Neste artigo, vamos detalhar o que significa esse novo mecanismo, o que muda na sua rotina financeira e por que a tecnologia será sua principal aliada.

O que é o Split Payment?

O split payment (ou pagamento dividido) é um método de recolhimento de tributos instituído pela Reforma Tributária (inicialmente previsto no Art. 27 do PLP 68/2024 e consolidado na legislação posterior).

Na prática, ele determina que o recolhimento dos novos impostos sobre o consumo (IBS e CBS) ocorra no momento da liquidação financeira da operação. Isso significa que, ao realizar uma venda que seja paga por meios eletrônicos — como PIX, cartão de crédito ou boleto —, o sistema financeiro separa automaticamente o dinheiro:

  • O valor líquido da venda vai para a conta da sua empresa.
  • O valor correspondente aos impostos vai direto para os cofres públicos.

O principal objetivo do governo com essa tecnologia é combater a sonegação fiscal, reduzir a inadimplência e modernizar o sistema.

O Fim do “Capital de Giro Temporário”

Hoje, muitas empresas utilizam a janela de tempo entre a data da venda e a data de vencimento da guia de impostos (que ocorre semanas depois) como um capital de giro de curtíssimo prazo.

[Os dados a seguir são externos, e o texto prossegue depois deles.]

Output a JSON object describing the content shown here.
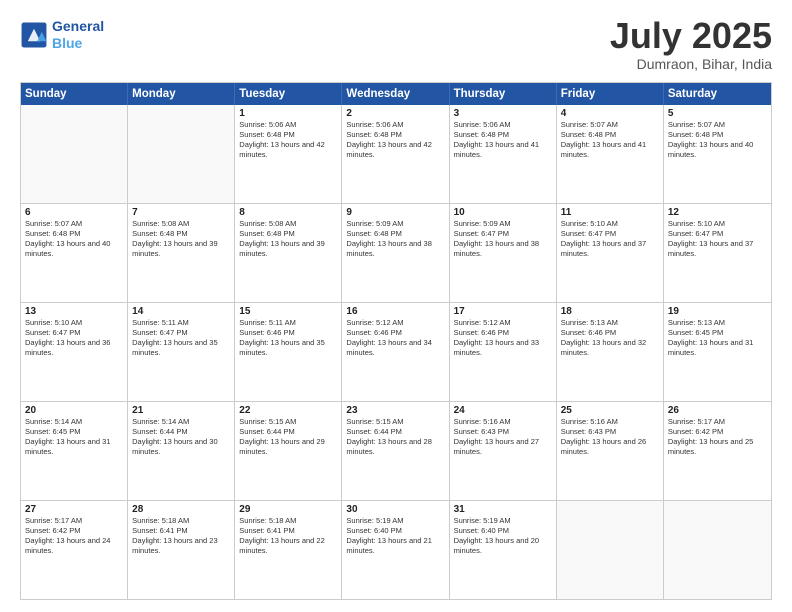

Com o split payment, esse fôlego financeiro deixa de existir para as vendas eletrônicas. O imposto é retido na fonte, em tempo real. Isso exigirá que os gestores financeiros recalculem sua necessidade real de caixa diário, uma vez que o montante bruto que entra na conta sofrerá esse “desconto” imediato.

A contrapartida: Agilidade nos Créditos Tributários

Se por um lado o dinheiro sai mais rápido, por outro, o sistema destrava um gargalo histórico do Brasil: o aproveitamento de créditos tributários.

A nova legislação amarra a apropriação do crédito à extinção do débito.Ou seja, assim que o seu fornecedor receber o pagamento e o split payment recolher o tributo daquela nota fiscal, o crédito correspondente já fica liberado para ser apropriado pela sua empresa.Isso reduz o risco de créditos “podres” (quando o fornecedor emite a nota, mas não paga o imposto) e pode acelerar os processos de ressarcimento ou compensação.

A Regulamentação em 2026: Onde estamos?

O ambiente normativo está se fechando para garantir que os sistemas bancários, as emissoras de notas fiscais e a Receita Federal consigam operar em sincronia. A título de exemplo, em meados de 2026, foi publicado o Ato Conjunto RFB/CGIBS nº 3/2026, que trata especificamente das regras de integração entre o Comitê Gestor do Imposto sobre Bens e Serviços e a Receita Federal, pavimentando o caminho tecnológico para o split payment.

Para não sofrer com o novo modelo, as empresas precisarão garantir que seus sistemas de ERP (Gestão Empresarial) e as plataformas de checkout ou adquirentes estejam perfeitamente configurados com as alíquotas corretas de seus produtos.

Quer saber mais sobre esse assunto?

Aqui estão documentos e fontes oficiais do Governo Federal que baseiam este artigo:

  • Regulamentação Principal (Origem): Projeto de Lei Complementar nº 68/2024 (PLP 68/2024), que introduziu as diretrizes do mecanismo de pagamento inteligente.
  • Diretrizes de Crédito e Restituição: Lei Complementar nº 214 (artigos 27, 32 e 33), que regulamenta como a extinção do débito via recolhimento na liquidação financeira (split payment) libera o crédito tributário.
  • Atualizações de 2026: Ato Conjunto RFB/CGIBS nº 3, de 19 de junho de 2026, do Portal da Receita Federal.
  • Material de Apoio Oficial: Documentação do “Ambiente de Produção Beta” da Reforma Tributária sobre Consumo (RTC) e manuais de Compensação, Ressarcimento e Transferências, publicados pela Receita Federal.